Читать книгу Walking in the Cevennes. 31 walks and the Tour of Mont Lozere онлайн
5 страница из 71
Much later in life I reread the same little book, and it was then that I decided to explore the region on foot and visit some of the places so vividly described by Stevenson. Of course much has changed: roads have been built, towns have grown in size and tourism is now the main economic resource. Yet most of the landscape remains hauntingly wild and desolate. Many of the villages Stevenson walked through are now crumbling ruins, as many of the people, unable to survive by agriculture, left at the turn of the 19th century. In 1879 Stevenson encountered more people on his travels through the Cevennes than I did on mine!
My first Cevennes experience was a four-day circular walk in February. Although I got lost and very cold – not knowing how winter lingers in this rough upland country – the subtle magic of the area, steeped in historical conflict and economic hardship, fascinated me, and I knew I would eventually return to find out more.

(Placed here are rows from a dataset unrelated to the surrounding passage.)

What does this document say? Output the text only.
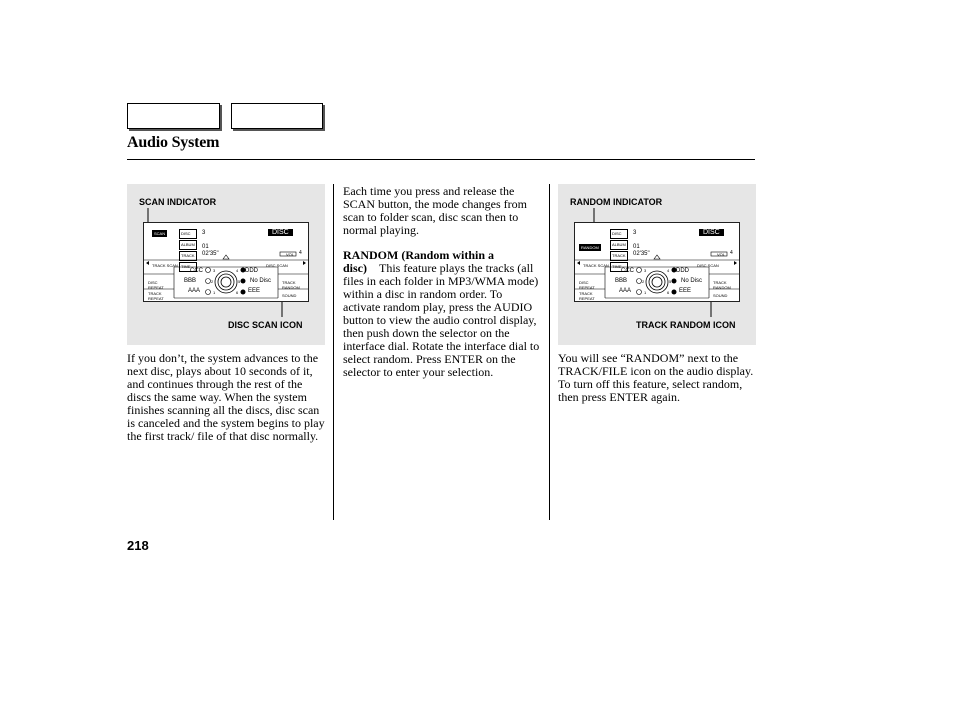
Audio System
SCAN INDICATOR
DISC SCAN ICON
SCAN	DISC
ALBUM
TRACK
TIME
3
01
02'35"
DISC
VOL 4
TRACK SCAN	DISC SCAN
DISC
REPEAT
TRACK
REPEAT
TRACK
RANDOM
SOUND
CCC	DDD
BBB	No Disc
AAA	EEE
3	4
2	5
1	6
RANDOM INDICATOR
TRACK RANDOM ICON
RANDOM
DISC
ALBUM
TRACK
TIME
3
01
02'35"
DISC
VOL 4
TRACK SCAN	DISC SCAN
DISC
REPEAT
TRACK
REPEAT
TRACK
RANDOM
SOUND
CCC	DDD
BBB	No Disc
AAA	EEE
3	4
2	5
1	6

If you don’t, the system advances to the next disc, plays about 10 seconds of it, and continues through the rest of the discs the same way. When the system finishes scanning all the discs, disc scan is canceled and the system begins to play the first track/ file of that disc normally.

Each time you press and release the SCAN button, the mode changes from scan to folder scan, disc scan then to normal playing.

RANDOM (Random within a disc) This feature plays the tracks (all files in each folder in MP3/WMA mode) within a disc in random order. To activate random play, press the AUDIO button to view the audio control display, then push down the selector on the interface dial. Rotate the interface dial to select random. Press ENTER on the selector to enter your selection.

You will see “RANDOM” next to the TRACK/FILE icon on the audio display. To turn off this feature, select random, then press ENTER again.

218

It was not until many years later that I could go back and write a walking book, basing myself in two little towns, one to the north and the other to the south of the Cevennes National Park. The two areas are quite different – the south gentler and covered in chestnut trees, the north bleak open moorland and deep gorges. Insidiously the fascination of walking and discovering this remote countryside became an obsession and a pleasure, shared as always by my faithful team of walking companions.